Grétry heeft ons een vijftigtal lyrische werken nagelaten, waaronder “Le Huron”, “Lucile” (met het bekende kwartet: “Où peut-on être mieux qu’au sein de sa famille ?” (Waar kan men beter zijn dan te midden van familie?), “Zémire et Azor”, “La Caravane du Caire”, “Richard-Cœur-de-Lion”, “Guillaume Tell” …
Hij is ook componist van romantische en instrumentale stukken. Hij maakt deel uit van de beweging die de Italiaanse barokke muziek meer in de richting brengt van het Franse en Weense classicisme. De verheerlijking van de natuur, de eenvoud, de goedheid en de deugden, en niet in het minst zijn sentimentalisme maken van Grétry bovendien een verre voorloper van de romantiek.

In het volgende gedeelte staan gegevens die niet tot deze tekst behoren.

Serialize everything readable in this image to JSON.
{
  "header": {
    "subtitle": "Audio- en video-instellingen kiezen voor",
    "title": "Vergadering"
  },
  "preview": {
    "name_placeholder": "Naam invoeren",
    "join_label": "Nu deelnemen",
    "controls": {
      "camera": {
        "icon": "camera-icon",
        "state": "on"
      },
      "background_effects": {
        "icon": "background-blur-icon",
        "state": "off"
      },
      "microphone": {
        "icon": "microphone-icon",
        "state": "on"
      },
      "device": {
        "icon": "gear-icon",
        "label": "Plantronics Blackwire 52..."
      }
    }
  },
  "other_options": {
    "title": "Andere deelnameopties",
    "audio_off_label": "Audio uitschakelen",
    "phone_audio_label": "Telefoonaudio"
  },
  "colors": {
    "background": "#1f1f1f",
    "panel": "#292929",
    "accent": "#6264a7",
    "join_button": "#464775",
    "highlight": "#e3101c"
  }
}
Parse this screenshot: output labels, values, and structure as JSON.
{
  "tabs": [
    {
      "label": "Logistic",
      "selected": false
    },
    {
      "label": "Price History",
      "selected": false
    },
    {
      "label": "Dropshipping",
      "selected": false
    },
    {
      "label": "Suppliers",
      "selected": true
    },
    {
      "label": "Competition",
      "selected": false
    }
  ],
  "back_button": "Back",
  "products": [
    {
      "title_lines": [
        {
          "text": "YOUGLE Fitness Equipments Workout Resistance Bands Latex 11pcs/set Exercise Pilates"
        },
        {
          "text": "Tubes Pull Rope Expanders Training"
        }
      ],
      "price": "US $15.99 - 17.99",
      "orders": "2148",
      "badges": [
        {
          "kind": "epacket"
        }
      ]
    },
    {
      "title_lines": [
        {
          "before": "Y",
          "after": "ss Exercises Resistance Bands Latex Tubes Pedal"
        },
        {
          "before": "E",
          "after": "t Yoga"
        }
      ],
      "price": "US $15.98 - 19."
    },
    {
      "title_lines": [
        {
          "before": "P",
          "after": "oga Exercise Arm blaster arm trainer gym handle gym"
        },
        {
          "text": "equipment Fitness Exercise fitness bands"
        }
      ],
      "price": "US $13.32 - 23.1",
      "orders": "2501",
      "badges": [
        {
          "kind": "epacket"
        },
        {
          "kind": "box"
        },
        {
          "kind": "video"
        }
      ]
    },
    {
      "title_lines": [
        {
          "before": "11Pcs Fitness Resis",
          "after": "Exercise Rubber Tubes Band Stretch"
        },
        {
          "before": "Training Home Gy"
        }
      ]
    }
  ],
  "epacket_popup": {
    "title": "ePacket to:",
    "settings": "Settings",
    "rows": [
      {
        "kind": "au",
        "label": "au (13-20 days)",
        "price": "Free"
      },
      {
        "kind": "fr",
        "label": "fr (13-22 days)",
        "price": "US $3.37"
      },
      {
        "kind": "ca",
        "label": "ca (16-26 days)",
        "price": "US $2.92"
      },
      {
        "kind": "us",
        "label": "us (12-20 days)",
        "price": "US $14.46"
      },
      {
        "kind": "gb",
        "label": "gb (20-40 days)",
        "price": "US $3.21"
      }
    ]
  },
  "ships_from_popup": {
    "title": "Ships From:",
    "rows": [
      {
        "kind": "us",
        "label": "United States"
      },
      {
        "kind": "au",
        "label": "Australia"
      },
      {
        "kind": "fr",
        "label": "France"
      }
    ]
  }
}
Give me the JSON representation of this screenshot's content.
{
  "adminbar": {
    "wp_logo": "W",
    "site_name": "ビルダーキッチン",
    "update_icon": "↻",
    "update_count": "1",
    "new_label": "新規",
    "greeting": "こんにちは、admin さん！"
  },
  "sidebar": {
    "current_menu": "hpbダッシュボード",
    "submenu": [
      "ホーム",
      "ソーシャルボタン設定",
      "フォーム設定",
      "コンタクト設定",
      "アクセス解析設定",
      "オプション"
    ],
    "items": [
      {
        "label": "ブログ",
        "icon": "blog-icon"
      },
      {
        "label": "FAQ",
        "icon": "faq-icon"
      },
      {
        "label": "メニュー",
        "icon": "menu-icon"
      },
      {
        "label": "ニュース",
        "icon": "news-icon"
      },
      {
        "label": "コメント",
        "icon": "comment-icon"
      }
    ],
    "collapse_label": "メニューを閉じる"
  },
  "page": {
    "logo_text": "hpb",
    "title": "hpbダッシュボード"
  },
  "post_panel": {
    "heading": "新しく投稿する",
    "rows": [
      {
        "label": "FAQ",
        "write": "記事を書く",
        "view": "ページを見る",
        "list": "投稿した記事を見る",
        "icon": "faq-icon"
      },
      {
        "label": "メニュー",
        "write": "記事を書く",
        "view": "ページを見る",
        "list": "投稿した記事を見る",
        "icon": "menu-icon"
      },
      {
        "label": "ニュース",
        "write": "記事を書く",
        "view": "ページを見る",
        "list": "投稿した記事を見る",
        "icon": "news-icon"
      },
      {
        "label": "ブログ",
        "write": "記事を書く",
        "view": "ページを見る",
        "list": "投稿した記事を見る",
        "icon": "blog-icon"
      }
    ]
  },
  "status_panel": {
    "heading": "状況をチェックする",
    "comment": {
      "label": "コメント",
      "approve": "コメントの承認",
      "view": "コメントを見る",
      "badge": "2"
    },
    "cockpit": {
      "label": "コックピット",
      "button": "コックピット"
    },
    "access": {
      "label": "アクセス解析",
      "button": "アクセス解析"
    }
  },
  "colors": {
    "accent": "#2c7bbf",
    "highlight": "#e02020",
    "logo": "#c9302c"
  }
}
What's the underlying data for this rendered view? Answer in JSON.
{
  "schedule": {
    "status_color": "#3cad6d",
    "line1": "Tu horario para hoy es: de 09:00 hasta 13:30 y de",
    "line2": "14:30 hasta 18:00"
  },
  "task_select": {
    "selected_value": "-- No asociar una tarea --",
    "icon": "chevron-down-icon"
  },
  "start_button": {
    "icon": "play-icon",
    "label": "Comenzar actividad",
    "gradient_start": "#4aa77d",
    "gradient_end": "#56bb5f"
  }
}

Hij is ook de schrijver van “Mémoires”, dat tijdens zijn leven werd gepubliceerd, evenals van een postuum werk: “Les Réflexions d’un Solitaire” (“Overpeinzingen van een eenling”). Beide boeken laten zijn muzikale ideeën zien en getuigen, op een levendige en kleurrijke manier, van zijn open blik op de wereld.
Het geboortehuis van Grétry in Luik is bewaard gebleven en in 1913 gerestaureerd (rue des Récollets 34, in de wijk Outremeuse). Er huist nu een museum in, gewijd aan de Luikse meester.